Time to receive report in my office: 2-3 days.
Quality: Good

Vendor #2: Free-Standing Private Radiology Office (call us if you wish to know which one)
I called up and the receiptionist answered on the first ring.  I asked how much for a PA and Lateral Chest x-ray.
An immediate answer: $73.
Time to receive report in my office: 1 hour.
Quality: Just as Good

So my quesiton is this.  How can the hospital be charging 4.25 times as much as the place down the street to cash-paying patients, for the same product and actually inferior response time?   (or 7 times as much without the secret code word).  I know, “cost shifting” is a common refrain.  But that just doesn’t fly any more.
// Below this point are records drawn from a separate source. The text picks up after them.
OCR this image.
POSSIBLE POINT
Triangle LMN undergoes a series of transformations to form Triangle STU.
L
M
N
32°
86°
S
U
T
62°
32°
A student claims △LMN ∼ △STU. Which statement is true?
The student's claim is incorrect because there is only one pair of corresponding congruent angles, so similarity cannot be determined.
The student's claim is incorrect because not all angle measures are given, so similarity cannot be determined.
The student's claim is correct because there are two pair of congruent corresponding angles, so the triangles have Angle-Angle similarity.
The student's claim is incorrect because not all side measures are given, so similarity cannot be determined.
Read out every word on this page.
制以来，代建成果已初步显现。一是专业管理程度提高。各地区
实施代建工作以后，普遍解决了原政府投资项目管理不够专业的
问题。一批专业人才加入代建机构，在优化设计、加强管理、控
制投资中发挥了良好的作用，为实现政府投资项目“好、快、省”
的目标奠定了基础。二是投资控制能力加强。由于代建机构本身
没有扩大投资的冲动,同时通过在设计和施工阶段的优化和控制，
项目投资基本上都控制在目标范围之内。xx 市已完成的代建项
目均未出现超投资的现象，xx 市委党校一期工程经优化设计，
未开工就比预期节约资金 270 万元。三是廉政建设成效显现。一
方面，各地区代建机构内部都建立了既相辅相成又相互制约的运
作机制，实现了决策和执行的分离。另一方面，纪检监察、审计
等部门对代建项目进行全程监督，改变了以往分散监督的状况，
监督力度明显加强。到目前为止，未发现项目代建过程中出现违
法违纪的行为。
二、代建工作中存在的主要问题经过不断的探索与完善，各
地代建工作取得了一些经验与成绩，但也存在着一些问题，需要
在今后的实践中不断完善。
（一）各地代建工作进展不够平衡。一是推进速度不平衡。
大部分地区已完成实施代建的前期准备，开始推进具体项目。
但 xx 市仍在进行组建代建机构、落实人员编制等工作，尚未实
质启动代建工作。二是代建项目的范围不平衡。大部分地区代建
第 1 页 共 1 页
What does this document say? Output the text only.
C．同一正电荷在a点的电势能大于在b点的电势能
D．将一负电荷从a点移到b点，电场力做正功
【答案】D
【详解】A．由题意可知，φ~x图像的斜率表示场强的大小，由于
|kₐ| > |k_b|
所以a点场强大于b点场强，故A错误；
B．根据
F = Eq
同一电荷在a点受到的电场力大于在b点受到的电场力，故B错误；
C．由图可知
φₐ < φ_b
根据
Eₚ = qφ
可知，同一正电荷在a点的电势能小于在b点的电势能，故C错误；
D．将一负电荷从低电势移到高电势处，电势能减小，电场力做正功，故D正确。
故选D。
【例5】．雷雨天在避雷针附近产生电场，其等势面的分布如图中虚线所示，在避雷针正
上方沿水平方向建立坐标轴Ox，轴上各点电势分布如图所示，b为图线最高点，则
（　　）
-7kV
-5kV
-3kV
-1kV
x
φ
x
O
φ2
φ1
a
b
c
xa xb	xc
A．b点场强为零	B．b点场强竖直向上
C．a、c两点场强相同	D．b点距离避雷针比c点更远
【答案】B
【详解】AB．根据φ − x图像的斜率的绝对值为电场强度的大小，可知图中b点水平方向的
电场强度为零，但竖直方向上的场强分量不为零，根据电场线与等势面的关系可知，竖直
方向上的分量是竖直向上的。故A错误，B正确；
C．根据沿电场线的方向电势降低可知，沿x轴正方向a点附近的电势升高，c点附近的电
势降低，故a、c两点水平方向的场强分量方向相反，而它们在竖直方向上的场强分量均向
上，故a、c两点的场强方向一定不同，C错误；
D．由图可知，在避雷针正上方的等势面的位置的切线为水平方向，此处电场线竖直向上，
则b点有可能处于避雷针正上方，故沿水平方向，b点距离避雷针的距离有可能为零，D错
And what’s more disturbing, how can it be so difficult to find out the price when you call up and ask?

So many doctors just send their patients to the hospital x-ray department or lab without thinking that it may bankrupt them.  And many doctors have no idea that the price spread can be so great.

It’s time we developed some more price transparency in health care.  I know there are companies trying to create online price comparison databases.  That is good, but really every entity should be required to have front-line staff know the prices
for every service they offer.  That way patients and doctors can make rational decisions about how to get each patient what they need.